In other words, AI isn’t replacing the workforce; it’s amplifying it. Dealership teams, fleet managers, and logistics coordinators will soon be supported by AI copilots capable of analyzing customer data, optimizing inventory, and automating routine operations. For an industry often constrained by inefficiency, these productivity gains signal a shift toward smarter, more human-centered operations, where technology expands capacity rather than replaces it.
Customization and the Rise of the Software-Defined Vehicle
As technology becomes normalized, consumer expectations for personalization continue to grow. The SDV (Software-Defined Vehicle) is no longer a futuristic concept; it’s an industry reality. Automakers across the globe are designing vehicles around customizable, consumer-centric operating stacks.
This signals a significant transformation in business: from short-term vehicle sales to lifecycle monetization. OEMs are now competing not only on engineering excellence but also on user experience, one that is digital, emotional, and continuously updatable. Dealers, too, will need to evolve from mechanical service providers to software enablement hubs.

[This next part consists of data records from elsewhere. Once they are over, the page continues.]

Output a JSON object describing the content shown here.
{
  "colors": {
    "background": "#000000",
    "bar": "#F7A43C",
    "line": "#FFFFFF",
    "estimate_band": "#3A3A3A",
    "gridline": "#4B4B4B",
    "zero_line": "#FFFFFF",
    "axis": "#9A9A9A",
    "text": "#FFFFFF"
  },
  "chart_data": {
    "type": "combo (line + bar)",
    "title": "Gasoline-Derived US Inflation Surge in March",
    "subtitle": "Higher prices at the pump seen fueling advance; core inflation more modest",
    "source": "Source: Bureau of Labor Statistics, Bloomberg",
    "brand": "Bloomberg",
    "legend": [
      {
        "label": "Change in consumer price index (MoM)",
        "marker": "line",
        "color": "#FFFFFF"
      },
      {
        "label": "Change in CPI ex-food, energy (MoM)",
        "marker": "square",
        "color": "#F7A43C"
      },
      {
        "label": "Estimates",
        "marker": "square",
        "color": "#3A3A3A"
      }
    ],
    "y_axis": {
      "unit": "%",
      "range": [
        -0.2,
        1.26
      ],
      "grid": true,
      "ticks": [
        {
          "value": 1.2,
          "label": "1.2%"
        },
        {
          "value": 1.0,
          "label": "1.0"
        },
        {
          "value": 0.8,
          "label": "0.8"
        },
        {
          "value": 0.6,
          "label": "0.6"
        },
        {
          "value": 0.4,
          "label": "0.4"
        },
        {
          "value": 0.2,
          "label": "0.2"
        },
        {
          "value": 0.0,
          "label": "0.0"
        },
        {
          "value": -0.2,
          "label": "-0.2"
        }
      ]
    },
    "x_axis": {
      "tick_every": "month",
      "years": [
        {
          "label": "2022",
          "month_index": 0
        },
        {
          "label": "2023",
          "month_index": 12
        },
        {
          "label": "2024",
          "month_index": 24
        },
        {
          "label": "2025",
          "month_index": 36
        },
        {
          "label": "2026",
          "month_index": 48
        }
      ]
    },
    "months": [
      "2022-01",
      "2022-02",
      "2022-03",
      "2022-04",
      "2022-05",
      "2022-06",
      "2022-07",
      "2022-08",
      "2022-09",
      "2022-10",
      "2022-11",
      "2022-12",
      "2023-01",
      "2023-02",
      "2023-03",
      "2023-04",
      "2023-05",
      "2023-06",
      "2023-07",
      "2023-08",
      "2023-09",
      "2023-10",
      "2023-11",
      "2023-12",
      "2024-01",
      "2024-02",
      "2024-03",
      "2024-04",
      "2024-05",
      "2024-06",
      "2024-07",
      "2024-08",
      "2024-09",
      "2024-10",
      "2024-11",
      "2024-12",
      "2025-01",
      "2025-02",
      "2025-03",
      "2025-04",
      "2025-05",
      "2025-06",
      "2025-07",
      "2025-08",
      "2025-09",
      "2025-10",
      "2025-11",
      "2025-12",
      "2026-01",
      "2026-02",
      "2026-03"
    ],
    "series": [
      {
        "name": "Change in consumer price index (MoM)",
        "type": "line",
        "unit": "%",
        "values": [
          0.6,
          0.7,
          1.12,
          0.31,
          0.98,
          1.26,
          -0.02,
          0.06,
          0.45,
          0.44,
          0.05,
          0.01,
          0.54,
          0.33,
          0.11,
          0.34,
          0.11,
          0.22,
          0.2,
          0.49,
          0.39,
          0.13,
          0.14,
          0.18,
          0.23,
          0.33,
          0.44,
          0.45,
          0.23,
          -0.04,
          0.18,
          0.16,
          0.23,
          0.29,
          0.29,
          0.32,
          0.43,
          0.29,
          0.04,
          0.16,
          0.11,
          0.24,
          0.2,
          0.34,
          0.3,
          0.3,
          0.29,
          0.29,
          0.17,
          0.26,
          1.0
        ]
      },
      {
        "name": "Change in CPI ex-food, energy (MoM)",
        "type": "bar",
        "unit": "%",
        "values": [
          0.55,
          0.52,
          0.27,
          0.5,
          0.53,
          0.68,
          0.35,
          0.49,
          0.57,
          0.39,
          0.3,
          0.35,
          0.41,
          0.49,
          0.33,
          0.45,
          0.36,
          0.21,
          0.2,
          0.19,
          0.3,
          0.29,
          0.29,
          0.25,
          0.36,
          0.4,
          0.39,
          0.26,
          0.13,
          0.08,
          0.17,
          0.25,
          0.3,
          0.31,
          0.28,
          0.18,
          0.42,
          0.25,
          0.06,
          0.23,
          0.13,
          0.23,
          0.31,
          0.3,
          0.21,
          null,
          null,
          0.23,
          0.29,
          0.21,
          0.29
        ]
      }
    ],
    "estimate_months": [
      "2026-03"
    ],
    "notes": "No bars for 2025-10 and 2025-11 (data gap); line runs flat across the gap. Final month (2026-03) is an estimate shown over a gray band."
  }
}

Greenfield captured the essence of this shift: “To really unlock customization—your driving or cabin experience being quite different than mine—is all going to be based on software and configuration.”
This personalization doesn’t just add luxury; it creates loyalty. As consumers grow accustomed to vehicles that learn and evolve over time, the relationship between driver, dealer, and OEM becomes long-term, data-driven, and deeply personalized.
Looking Ahead: The Future of Mobility
The conversation between Schifferle and Greenfield illuminated a powerful truth: the future of mobility isn’t about any single breakthrough. It’s about convergence. Technology, business models, and consumer expectations are aligning faster than at any time in automotive history.
Markets will continue to grow and cross-innovate. Creativity will push the bounds of technology, from tool to teammate. And vehicles, once defined purely by hardware, will evolve into ecosystems of software, service, and experience.
The Fall 2025 CVBS session didn’t just outline what’s next. It reminded us why transformation matters: because mobility, at its best, reflects our shared capacity to connect, advance, and redefine what progress means on a global scale.